My love of pot stickers started when I was a kid. Growing up in Hawaii, I had access to a variety of dumplings: Korean mondu, Japanese gyoza, Chinese won ton, pot stickers. I loved them all. I’m one of those people who gets food cravings, and pot stickers is at the top of the list (along with steak, which is totally random). When I was pregnant with Lucy, all I wanted were pot stickers and hot and sour soup from Eliza’s. If dumplings are on the menu, they will be in my belly.

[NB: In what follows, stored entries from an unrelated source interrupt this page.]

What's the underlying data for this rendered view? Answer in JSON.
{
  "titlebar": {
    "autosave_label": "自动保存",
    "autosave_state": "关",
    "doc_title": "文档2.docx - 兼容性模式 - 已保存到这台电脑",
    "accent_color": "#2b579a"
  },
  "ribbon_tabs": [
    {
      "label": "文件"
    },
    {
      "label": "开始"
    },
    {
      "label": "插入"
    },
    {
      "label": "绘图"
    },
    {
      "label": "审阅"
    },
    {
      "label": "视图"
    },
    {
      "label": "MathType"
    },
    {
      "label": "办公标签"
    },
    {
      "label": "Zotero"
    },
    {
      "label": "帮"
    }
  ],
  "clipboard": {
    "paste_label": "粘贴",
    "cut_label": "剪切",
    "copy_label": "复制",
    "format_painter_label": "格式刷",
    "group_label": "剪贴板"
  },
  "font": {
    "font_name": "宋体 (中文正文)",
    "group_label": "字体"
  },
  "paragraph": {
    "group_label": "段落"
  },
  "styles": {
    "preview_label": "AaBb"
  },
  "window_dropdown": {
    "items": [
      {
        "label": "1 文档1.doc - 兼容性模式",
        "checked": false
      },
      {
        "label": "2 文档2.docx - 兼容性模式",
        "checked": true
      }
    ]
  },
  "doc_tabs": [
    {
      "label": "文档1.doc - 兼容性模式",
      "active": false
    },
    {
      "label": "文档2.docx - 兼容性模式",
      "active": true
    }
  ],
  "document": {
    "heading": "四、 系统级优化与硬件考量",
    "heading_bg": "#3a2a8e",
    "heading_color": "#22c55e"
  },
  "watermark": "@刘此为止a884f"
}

I’ve been going to Eliza’s since the late 90s, back in my SF Weekly days, as I now call them (as many of us do). They used to have a location on 18th Street on Potrero Hill, sharing a wall with Chez Maman. Whether there were just two or a whole crew, we always ordered the pot stickers, aka “pillows of love.” While we were waiting for our orders, we would all mix our own dipping sauces using our preferred combination of the three condiments on the table (soy sauce, vinegar, chili paste). They didn’t give you little bowls for the dipping sauce, so the only thing we had for our sauces were flat appetizer plates. What this meant was that every time someone lost part of their pot sticker (which happened often, especially given the slippery plastic chopsticks), it would splash onto their plate, splattering the culprit and sometimes the whole table.
My love for these dumplings run deep. How am I going to satisfy my pot sticker, my Eliza’s pot sticker craving in the middle of the Midwest?! Does Detroit even have a Chinatown?
Yup. Here it is. According to Curbed Detroit, vacant for 14 years, Chinatown can be yours for just $500k. Although someone wrote in the comments section, “I didn’t know Detroit had a [Chinatown]. Where did all the Chinese people go?!? Troy?!?” Great.
I’m not sure Operation: Find the Best Pot Sticker in Detroit is even going to get off the ground. I could try to make my own version, sure, but it won’t be the same. *Sigh* Eliza’s, you will be missed.